Nessa altura não havia ainda um Bibliotecário, nem ninguém para moderar a
discussão. Os mochos começaram a tomar partidos, a discussão tornou-se
agressiva e as bicadas proliferaram. Eis então que um dos grupos se viu
obrigado a abandonar o nosso reino, agora calmo e belo. Eram cerca de cinquenta
mochos. Voaram para Norte, de dia e de noite, sem descanso. Foi um acto
horrível de se fazer, expulsar assim alguns dos nossos semelhantes. Lembro-me
de o meu pai dizer que este Conselho de Sábios estava maluco…e é bem possível
que estivesse!
Seja
como for, esses nossos irmãos que foram banidos passaram duras provações.
Sofreram muito, uma vez que, banidos da sua terra, estavam condenados a
deambular pelos gelos eternos do Árctico. O frio por que passaram foi tal que,
numa longínqua noite de duro Inverno, as suas orelhas congelaram e,
posteriormente, caíram… «
Chegados
a esse ponto da história, o «Uuuuuuu» transformou-se em
«Uuuuuuuuuuuuuuuuuuuuu». Um mocho sem orelhas não era um mocho! E foi isso que
um dos mais novos fez, uma vez mais, notar, ao que o Bibliotecário respondeu:
-
Pois é. Um mocho sem orelhas não é um mocho. Foi assim que surgiram as corujas,
as nossas parentes mais próximas. Estão a ver por que razão vos contei esta
história? Ela demonstra bem os feitos horríveis originados pela ignorância.

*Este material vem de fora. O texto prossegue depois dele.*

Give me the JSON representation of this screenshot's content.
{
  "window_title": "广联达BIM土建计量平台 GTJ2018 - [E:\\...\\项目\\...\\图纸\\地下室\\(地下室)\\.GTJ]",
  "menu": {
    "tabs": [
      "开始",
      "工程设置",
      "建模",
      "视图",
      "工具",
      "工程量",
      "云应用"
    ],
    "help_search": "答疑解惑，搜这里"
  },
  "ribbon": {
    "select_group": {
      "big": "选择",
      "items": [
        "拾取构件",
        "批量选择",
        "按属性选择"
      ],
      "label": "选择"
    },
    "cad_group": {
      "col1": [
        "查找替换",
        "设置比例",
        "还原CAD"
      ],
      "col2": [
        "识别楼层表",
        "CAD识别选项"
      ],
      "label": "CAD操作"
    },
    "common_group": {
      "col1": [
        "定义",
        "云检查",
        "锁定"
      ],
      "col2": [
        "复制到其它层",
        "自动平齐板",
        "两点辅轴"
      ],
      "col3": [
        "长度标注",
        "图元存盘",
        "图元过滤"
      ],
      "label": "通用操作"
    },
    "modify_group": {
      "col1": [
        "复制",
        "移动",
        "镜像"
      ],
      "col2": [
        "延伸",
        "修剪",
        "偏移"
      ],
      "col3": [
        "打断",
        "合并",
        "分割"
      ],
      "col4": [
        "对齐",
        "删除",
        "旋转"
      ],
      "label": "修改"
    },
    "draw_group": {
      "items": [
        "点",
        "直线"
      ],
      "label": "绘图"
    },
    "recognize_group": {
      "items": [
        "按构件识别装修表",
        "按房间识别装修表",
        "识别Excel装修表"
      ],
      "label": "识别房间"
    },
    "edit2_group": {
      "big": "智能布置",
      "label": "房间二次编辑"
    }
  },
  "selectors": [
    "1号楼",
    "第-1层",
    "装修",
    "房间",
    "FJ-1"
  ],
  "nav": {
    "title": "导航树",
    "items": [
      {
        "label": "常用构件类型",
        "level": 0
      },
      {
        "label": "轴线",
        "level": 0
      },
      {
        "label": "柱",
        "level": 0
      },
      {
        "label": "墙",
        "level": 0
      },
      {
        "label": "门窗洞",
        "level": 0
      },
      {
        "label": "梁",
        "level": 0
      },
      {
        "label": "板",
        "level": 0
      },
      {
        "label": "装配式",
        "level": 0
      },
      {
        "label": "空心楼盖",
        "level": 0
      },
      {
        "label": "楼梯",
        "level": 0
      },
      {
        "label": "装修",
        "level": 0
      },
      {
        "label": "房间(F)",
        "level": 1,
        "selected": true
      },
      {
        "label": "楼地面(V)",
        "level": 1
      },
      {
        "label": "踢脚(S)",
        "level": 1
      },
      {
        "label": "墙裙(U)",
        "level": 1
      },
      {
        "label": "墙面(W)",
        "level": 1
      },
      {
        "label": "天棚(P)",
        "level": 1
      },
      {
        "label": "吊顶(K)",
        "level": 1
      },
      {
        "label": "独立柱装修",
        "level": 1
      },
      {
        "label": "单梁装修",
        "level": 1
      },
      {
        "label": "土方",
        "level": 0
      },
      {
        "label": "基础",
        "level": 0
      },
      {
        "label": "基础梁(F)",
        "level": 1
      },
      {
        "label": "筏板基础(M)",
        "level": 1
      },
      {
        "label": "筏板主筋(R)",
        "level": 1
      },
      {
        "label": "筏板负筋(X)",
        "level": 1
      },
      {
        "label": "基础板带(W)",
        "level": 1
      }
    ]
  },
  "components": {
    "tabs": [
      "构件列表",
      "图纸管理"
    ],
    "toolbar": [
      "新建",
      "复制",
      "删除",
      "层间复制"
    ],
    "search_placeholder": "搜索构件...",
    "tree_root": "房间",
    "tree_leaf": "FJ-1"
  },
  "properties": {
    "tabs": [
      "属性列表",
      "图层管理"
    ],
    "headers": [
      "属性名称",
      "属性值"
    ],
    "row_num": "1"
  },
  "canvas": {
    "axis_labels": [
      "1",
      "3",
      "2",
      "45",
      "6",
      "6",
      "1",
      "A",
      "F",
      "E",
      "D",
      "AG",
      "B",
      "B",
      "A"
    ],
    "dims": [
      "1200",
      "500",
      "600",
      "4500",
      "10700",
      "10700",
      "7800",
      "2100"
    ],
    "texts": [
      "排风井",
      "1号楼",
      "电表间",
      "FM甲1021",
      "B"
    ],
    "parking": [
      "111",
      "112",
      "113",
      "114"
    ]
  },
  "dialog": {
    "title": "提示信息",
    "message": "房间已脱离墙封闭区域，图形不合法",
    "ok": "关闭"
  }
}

Podemos não saber de onde vem o que temos, mas isso não é o mais importante. O
que é mais necessário que se saiba é o que acontece se perdermos o que temos,
para onde vai uma coisa quando desaparece e também as causas do seu
desaparecimento. É importante sabermos isto para podermos evitar que
desapareça. Lembrai-vos disso!
Depois de muito
agradecerem ao Bibliotecário, os mochos foram-se retirando, aos poucos, cada um
seguindo para o seu buraco numa árvore. O sol estava prestes a nascer.